Besonders wichtige Prüfungssachverhalte in der Prüfung des Jahresabschlusses

Besonders wichtige Prüfungssachverhalte sind solche Sachverhalte, die nach unserem pflichtgemäßen Ermessen am bedeutsamsten in unserer Prüfung des Jahresabschlusses für das Geschäftsjahr vom 1. Januar bis 31. Dezember 2023 waren. Diese Sachverhalte wurden im Zusammenhang mit unserer Prüfung des Jahresabschlusses als Ganzem und bei der Bildung unseres Prüfungsurteils hierzu berücksichtigt; wir geben kein gesondertes Prüfungsurteil zu diesen Sachverhalten ab.

Nachfolgend stellen wir den aus unserer Sicht besonders wichtigen Prüfungssachverhalt Bewertung der Kundenforderungen dar:

a) Sachverhalt und Problemstellung

Die Forderungen an Kunden, saldiert mit den gebildeten Risikovorsorgen, belaufen sich auf 1.563,8 Mio. EUR. Dies entspricht 52,5 % der Bilanzsumme. Zudem bestehen Eventualverbindlichkeiten in Höhe von 47,3 Mio. EUR und unwiderrufliche Kreditzusagen in Höhe von 133,2 Mio. EUR.

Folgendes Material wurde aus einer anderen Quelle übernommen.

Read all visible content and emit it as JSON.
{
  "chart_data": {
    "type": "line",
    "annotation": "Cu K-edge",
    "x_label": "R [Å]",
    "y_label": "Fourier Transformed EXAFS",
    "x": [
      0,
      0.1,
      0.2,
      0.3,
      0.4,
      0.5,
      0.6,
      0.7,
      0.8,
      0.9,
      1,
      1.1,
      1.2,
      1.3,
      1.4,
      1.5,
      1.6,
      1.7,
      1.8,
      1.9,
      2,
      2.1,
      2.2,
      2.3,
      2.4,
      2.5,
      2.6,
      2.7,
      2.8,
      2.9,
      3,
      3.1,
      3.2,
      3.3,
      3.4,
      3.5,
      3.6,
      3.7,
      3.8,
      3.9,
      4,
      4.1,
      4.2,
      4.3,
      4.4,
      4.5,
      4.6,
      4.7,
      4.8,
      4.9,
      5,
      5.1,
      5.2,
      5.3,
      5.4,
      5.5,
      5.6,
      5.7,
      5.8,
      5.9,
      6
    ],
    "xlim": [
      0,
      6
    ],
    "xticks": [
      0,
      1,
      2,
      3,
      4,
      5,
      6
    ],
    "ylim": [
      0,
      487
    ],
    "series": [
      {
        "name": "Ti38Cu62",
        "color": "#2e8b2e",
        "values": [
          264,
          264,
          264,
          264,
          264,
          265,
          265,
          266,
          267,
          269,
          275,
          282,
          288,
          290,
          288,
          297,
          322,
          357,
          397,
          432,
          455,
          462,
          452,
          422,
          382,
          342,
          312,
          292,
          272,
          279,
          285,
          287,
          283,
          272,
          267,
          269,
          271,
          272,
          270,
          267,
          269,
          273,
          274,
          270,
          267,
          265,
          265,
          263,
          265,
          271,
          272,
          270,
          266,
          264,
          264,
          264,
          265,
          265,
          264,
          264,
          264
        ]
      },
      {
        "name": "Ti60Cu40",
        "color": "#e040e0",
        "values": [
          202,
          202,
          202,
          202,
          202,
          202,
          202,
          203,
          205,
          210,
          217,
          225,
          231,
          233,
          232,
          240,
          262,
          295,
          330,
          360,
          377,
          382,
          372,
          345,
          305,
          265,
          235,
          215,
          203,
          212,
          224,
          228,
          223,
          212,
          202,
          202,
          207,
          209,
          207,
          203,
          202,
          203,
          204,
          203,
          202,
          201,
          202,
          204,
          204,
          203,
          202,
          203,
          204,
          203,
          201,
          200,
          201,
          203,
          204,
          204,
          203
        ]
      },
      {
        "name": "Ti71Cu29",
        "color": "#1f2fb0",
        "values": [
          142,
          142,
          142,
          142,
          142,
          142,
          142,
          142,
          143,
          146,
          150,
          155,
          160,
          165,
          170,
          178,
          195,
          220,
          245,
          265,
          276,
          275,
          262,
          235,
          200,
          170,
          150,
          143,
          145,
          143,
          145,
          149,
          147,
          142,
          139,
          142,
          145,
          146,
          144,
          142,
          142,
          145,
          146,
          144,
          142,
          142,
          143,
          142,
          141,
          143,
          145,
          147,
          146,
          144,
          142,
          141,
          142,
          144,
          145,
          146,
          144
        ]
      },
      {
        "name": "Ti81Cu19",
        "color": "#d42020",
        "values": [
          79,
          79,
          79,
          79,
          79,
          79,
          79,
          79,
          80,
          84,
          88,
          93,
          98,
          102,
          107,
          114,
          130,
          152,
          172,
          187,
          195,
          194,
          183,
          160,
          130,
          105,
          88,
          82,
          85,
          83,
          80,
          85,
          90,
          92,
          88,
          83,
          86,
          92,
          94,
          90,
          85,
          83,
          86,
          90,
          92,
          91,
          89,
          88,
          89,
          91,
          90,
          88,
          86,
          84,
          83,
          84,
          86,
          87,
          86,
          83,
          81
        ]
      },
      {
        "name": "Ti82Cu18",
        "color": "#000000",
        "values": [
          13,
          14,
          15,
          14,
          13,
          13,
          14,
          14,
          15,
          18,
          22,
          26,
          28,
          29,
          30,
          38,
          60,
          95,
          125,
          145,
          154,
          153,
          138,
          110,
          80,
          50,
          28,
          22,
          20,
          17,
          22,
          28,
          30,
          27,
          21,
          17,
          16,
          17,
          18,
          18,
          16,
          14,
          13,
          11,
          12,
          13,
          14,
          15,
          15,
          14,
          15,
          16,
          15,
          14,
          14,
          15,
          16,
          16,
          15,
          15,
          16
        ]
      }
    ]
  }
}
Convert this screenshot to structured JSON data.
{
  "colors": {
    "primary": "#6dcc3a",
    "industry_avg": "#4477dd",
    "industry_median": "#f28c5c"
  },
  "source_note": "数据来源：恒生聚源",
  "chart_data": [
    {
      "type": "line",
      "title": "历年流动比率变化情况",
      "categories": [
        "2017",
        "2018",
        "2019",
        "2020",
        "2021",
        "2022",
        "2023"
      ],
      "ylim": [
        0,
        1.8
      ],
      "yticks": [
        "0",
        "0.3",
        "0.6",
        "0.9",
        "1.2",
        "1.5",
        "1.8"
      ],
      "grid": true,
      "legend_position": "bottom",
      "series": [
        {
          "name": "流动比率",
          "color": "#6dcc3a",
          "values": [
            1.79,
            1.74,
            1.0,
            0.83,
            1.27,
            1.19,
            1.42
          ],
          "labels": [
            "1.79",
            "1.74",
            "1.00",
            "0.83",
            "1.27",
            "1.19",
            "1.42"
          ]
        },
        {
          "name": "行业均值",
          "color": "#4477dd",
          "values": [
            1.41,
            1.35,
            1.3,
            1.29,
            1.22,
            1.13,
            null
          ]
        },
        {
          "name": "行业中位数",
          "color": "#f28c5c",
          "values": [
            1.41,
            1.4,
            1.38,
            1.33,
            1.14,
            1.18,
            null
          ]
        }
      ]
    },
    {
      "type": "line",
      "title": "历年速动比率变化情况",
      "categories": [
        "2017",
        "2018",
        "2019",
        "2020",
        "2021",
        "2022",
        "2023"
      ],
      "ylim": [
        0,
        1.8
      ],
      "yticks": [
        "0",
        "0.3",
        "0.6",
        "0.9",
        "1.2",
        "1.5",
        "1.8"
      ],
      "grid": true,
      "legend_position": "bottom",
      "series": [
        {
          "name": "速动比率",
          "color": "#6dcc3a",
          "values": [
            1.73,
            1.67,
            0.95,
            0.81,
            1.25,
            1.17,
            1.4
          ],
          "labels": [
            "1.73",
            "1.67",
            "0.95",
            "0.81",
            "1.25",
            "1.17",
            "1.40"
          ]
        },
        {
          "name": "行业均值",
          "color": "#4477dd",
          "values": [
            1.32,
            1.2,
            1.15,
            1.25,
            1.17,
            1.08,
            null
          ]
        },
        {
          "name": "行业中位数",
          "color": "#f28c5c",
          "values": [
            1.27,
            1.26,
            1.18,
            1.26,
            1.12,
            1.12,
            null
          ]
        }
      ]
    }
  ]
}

Die Identifizierung von Wertminderungen und die Ermittlung von Einzelwertberichtigungen sowie die Bemessung von Rückstellungen für Eventualverbindlichkeiten und unwiderrufliche Kreditzusagen unterliegen wesentlichen Schätzungsunsicherheiten und Ermessensspielräumen. Das Risiko für den Jahresabschluss liegt darin, dass Wertberichtigungsbedarf nicht rechtzeitig identifiziert wird bzw. die Höhe der Wertberichtigung von der wirtschaftlichen Lage und Entwicklung der jeweiligen Kreditnehmer sowie von der Bewertung der Kreditsicherheiten beeinflusst wird. Daher ist die zutreffende Bewertung der Kundenforderungen für den Jahresabschluss und insbesondere die Ertragslage von entscheidender Bedeutung und stellt nach unserer Einschätzung einen besonders wichtigen Prüfungssachverhalt dar.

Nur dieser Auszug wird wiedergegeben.